A review on the Parameter Space Concept and its use for crystal structure determination
Matthias Zschornak, Muthu Vallinayagam, Melanie Nentwich, Dirk C. Meyer, Karl Fischer
公開日: 2025/10/3
Abstract
We present a comprehensive review of the emerging crystal structure determination method Parameter Space Concept (PSC), which solves and refines either partial or complete crystal structures by mapping each experimental or theoretical observation as a geometric interpretation, bypassing the conventional Fourier inversion. The PSC utilizes only a few \xray (equivalently neutron) diffraction amplitudes or intensities and turns them into piecewise analytic hyper-surfaces, called isosurfaces, embedded in a higher-dimensional orthonormal Cartesian space (Parameter Space (PS)).
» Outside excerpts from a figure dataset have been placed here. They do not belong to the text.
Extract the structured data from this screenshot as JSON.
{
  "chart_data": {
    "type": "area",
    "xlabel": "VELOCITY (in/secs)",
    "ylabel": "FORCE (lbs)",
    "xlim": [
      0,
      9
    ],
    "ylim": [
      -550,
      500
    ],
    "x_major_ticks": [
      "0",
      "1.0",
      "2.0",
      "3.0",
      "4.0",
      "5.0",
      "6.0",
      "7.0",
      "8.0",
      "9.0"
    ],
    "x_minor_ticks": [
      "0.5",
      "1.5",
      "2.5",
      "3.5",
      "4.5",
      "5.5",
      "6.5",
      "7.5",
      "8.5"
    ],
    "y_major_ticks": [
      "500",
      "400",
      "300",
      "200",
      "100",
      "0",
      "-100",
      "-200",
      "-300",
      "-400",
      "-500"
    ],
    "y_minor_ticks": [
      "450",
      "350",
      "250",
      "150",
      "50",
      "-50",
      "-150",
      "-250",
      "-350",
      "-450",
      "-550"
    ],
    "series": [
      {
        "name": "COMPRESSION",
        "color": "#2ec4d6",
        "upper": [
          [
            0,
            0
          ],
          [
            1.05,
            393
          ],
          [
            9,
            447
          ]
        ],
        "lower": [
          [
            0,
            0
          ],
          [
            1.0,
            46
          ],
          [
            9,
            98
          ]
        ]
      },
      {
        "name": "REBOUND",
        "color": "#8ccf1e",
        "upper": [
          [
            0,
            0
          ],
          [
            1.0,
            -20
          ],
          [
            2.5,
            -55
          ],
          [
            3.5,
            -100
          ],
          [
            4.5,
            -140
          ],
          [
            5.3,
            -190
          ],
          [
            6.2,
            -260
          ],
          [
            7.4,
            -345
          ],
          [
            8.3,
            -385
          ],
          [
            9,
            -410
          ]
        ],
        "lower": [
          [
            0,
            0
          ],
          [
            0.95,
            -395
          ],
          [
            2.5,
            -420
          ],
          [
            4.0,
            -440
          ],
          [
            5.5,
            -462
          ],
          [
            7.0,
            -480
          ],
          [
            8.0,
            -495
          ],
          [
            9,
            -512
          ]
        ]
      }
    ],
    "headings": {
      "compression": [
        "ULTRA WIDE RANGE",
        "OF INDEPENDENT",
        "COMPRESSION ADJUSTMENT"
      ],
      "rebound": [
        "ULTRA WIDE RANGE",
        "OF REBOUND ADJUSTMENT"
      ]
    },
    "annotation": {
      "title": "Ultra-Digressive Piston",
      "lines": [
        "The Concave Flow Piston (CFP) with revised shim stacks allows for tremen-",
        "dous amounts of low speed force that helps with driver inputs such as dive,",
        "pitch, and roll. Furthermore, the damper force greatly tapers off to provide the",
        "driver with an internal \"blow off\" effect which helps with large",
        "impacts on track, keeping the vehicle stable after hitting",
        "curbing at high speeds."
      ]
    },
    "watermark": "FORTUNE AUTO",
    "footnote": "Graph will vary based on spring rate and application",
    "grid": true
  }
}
It reformulates the crystal determination task into a geometric interpretation, searching for a common intersection point of different isosurfaces. The art of defining various kinds of isosurfaces, based on signs, amplitude or intensity values, normalized ratios, and ranking of reflections, offers multiple choices of adapting methods in PSC based on available experimental or theoretical observations. The elegance of PSC stems from one-dimensional projections of atomic coordinates, enabling the construction of full three-dimensional crystal structures by combining multiple projections. By these means, the user may explore homometric and non-homometric solutions within both centric and acentric structures with spatial resolution remarkably down to pm, even with a limited number of diffraction reflections. Having demonstrated the potential of PSC for various synthetic structures and exemplarily verified direct application to realistic crystals, the origin and development of PSC methods are coherently discussed in this review. Notably, this review emphasizes the theoretical foundations, computational strategies, and potential extensions of PSC, outlining the roadmap for future applications of PSC in the broader context of structure determination from experimental diffraction observations.